Gender representation

Another really interesting aspect of queer representation in the YA genre is the way in which traditionally male and female queer people and their struggles have been presented. Historically, cis queer men have been more likely than cis queer women to be the victims of violence and persecution in relation to their sexuality- longstanding research has shown that, even nowadays, there appears on the surface to be more societal tolerance for cis queer women. This is demonstrated through the fact that female homosexuality was never outlawed in Britain, and also reflected in YA literature- violence is far more likely to happen to a male queer character than a female queer character. This may be because gay men have traditionally been viewed as feminine. Toxic masculinity demands that men view femininity as an inherently bad thing in society, so, throughout history, people have felt threatened by male members of the LGBTQ+ community, as they disrupt the social order, and have also looked down upon them for their association with femininity.

The harassment that queer women face in society, though just as ugly, is very different. They are not viewed as a threat- they have a history of being erased and sexually fetishized. Queer girls in YA novels are less likely to be single than queer boys- Christine Jenkins attributes this to “the fact that a story featuring queer girls is more likely to be a romance”. This sexualisation of the identity of a queer woman has historically been encouraged by some pieces of queer literature, particularly those pieces written by straight men. This is incredibly damaging, as it contributes to an inaccurate image of gay relationships in the minds of some men in which queer women exist for their entertainment and pleasure, causing them to sometimes draw the conclusion that women loving women could not existhistorically, and now, queer women are not taken seriously. It all stems from the idea that queer women must still exist, in some capacity, for the sake of men. The root of this issue is then, therefore, the patriarchal structure of society as we know it. 


Sexualisation of queer men, however, is also rampant in YA literature. In fact, many of the most popular gay YA novels are written by straight women, such as Simon Vs the Homo Sapiens Agenda by Becky Albertelli, Carry on by Rainbow Rowell or the Song of Achilles by Madeleine Miller. The demographic written about the most in queer YA is gay cis white men. Cis boys outnumbered cis girls in LGBTQ+ YA novels 4 to 1 in 1992, and still do around 2 to 1 today. 

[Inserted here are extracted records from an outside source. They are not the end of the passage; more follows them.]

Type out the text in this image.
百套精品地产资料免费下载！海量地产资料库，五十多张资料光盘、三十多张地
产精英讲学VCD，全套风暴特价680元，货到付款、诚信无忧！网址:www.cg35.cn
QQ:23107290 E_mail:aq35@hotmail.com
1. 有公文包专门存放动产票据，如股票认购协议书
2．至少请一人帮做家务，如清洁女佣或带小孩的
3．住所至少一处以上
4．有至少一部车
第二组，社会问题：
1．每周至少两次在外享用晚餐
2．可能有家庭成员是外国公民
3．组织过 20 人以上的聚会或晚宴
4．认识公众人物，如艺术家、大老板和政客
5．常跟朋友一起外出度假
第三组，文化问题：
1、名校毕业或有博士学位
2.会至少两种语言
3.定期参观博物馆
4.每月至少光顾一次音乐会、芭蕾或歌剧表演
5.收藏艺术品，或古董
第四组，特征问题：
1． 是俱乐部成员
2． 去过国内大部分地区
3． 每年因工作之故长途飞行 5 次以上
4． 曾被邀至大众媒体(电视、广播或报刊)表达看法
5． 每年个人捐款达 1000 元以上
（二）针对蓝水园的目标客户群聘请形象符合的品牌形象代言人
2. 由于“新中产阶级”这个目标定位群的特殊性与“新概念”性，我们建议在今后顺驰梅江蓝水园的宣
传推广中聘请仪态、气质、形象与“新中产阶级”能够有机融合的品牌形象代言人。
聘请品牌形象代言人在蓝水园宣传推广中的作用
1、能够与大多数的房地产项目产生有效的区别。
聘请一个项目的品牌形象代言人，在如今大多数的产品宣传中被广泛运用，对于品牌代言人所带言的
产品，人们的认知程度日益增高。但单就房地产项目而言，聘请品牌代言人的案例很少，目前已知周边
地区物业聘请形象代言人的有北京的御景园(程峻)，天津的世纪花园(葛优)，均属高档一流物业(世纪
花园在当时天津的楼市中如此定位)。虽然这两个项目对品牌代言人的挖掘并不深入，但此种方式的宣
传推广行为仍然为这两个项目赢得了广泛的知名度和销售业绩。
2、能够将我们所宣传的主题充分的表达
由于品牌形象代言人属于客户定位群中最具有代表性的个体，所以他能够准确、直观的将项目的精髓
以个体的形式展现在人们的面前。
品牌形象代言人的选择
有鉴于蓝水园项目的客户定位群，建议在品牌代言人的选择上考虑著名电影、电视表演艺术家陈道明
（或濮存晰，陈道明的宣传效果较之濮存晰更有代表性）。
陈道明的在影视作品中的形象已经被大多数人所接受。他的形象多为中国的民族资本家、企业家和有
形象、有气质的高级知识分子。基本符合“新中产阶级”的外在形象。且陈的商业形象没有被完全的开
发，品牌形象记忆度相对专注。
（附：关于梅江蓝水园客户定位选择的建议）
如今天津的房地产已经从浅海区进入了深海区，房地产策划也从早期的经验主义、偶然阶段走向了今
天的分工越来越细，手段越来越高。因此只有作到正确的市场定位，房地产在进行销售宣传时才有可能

The good news is, although there’s still a long way to go, good queer representation in YA literature has improved greatly. More novels are being released which do not simply focus on the shame and struggles people experience for being LGBTQ+, usually in the typical coming out narrative. There is a lot of complexity available in these stories, but the sheer number of them compared to other books does create the need for more stories where the queer character has trials and tribulations unrelated to their sexuality. This need is beginning to be met more and more often. I’m so happy that we have worked our way through decades of book banning and ignorance to a moment in time in which the young adult genre finally seems to be beginning to reflect the world that young people are living in today.